There are two main types of jenever: oude (old) and jonge (young). This is not a matter of ageing, but of distilling techniques.

Jonge (Young)

A new style that emerged in the last century, it has a very high proportion of neutral spirits, which can be from any source (grain, malt, beet, sugar, etc.) and contains more grain spirit as opposed to malt spirit. The style came about partly due to a shortage of grain in the war years and partly due to the prevailing taste moving away from coarse, characterful spirits and towards a more neutral palate.

It is the most similar to a modern gin in style, has a neutral taste, like vodka, with a slight aroma of juniper and malt wine and is the most suitable for mixing in cocktails.

Jonge Jenever distilled from grain and malt only is labelled Graanjenever (Grain Jenever).

Oude jenever (Old)

So-named not because of its age but because it represents an older styler of jenever, more akin to the original jenevers than the modern jonge style. Oude jenevers tend to contain more botanicals and must contain at least 15% malt-wine.

It has a smoother, very aromatic taste with malty flavours; sometimes aged in wood, its malty, woody and smoky flavours resemble whisky.

Korenwijn (Grain Wine)

Lastly, not officially considered a jenever, but similar to oude jenever, there is korenwijn (grain wine) which must contain more than 51% malt-wine.

Korenwijn does not have to included juniper or any other botanicals but often does. It is characterful and flavoursome in style, and is usually cask-aged before bottling.

Traditionally Jenever is drunk neat either at room temperature (especially Oude Jenever) and sipped similarly to whisky, or ice cold, usually with beer as a ‘chaser’.

Jonge Jenever can work well as a replacement for gin in some cocktails, such as the Tom Collins, but beware as the maltier flavour does not work well in many lighter cocktails, such as the G&T.

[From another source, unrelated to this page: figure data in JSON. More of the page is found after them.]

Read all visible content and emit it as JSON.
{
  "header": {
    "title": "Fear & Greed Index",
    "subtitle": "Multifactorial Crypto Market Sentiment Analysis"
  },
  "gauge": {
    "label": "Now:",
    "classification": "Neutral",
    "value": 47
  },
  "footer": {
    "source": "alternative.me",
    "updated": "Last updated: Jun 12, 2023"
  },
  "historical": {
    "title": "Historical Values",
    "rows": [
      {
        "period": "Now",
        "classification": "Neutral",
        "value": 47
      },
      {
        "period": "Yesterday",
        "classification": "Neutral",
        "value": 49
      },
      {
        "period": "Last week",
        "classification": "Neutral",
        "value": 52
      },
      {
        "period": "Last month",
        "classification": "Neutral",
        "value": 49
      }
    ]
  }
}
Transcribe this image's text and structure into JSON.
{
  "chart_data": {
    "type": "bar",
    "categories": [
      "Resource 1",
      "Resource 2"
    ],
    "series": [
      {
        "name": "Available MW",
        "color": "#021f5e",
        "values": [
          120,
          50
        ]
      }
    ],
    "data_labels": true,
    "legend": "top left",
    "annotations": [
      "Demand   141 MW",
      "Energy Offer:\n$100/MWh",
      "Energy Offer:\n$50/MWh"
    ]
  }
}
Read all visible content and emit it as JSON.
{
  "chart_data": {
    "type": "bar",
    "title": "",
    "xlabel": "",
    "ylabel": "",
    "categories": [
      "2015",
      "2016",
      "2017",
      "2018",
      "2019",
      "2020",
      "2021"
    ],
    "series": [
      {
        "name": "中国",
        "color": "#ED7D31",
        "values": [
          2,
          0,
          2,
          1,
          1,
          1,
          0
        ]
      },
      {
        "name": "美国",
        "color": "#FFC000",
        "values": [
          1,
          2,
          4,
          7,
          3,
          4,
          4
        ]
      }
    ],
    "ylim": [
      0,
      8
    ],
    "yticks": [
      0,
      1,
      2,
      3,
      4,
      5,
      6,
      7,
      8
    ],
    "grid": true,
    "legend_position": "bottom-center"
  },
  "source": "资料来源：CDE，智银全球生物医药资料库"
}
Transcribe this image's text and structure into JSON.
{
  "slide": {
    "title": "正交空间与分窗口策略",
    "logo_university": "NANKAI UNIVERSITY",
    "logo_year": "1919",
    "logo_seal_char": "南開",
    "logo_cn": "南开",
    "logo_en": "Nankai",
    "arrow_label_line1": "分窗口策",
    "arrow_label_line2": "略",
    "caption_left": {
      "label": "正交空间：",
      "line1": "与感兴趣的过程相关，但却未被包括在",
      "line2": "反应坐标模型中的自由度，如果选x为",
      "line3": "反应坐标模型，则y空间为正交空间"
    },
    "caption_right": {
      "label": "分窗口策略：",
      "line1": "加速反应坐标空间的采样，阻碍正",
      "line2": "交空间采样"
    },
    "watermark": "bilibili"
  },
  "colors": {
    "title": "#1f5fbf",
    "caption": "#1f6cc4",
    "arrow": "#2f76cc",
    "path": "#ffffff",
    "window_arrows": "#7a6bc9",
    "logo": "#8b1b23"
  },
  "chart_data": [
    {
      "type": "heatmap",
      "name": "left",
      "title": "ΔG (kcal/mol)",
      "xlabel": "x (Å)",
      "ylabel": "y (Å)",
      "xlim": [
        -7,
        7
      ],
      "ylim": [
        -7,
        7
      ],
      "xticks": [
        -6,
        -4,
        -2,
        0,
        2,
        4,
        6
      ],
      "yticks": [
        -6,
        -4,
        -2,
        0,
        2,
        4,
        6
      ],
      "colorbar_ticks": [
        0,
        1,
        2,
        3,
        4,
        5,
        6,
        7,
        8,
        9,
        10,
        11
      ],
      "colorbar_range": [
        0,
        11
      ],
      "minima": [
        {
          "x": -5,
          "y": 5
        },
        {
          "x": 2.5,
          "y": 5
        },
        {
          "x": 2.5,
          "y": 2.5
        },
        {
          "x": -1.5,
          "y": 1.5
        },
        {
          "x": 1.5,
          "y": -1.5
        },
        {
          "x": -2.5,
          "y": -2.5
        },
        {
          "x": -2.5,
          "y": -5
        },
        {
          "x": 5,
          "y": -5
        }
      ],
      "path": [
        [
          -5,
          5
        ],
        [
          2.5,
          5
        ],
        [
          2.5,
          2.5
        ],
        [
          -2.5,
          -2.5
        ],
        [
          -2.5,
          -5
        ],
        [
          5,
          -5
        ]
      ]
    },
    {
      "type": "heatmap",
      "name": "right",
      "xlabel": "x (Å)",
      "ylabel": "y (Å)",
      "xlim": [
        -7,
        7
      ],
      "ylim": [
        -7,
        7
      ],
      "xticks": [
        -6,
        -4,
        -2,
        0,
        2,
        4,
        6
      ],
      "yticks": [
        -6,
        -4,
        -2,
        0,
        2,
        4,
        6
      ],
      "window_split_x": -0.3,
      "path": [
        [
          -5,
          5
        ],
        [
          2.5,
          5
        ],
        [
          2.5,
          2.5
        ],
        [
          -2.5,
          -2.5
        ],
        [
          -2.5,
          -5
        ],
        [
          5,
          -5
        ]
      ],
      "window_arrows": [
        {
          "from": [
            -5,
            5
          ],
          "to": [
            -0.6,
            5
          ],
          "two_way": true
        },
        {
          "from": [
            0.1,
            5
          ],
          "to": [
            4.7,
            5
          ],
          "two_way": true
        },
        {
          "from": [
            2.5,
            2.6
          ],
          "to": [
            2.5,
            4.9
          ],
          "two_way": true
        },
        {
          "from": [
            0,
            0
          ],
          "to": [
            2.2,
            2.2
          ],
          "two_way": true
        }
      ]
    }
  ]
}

Oude Jenever works well in many whisky \ bourbon cocktails.

Serving Suggestions

Original Collins

4 parts Jonge Jenever, 2 Parts Lemon Juice, 1 part Sugar Syrup, top with Soda Water over ice.

Old Fashioned

1 part Sugar Syrup, 2 parts Oude Jenever, generous dash Angostura Bitters over ice.

Pink Jenever

Jonge Jenever with Angostura Bitters over ice.

Dutch Apple

In a small pot, combine: 2 parts Jenever, 2 parts Cider (still), ½ part Honey Syrup (equal parts Honey and Water, or substitute Sugar Syrup), a dash of Angostura bitters.

Heat gently until it just simmers, Don’t Cook!

Serve and garnish with a Cinnamon Stick.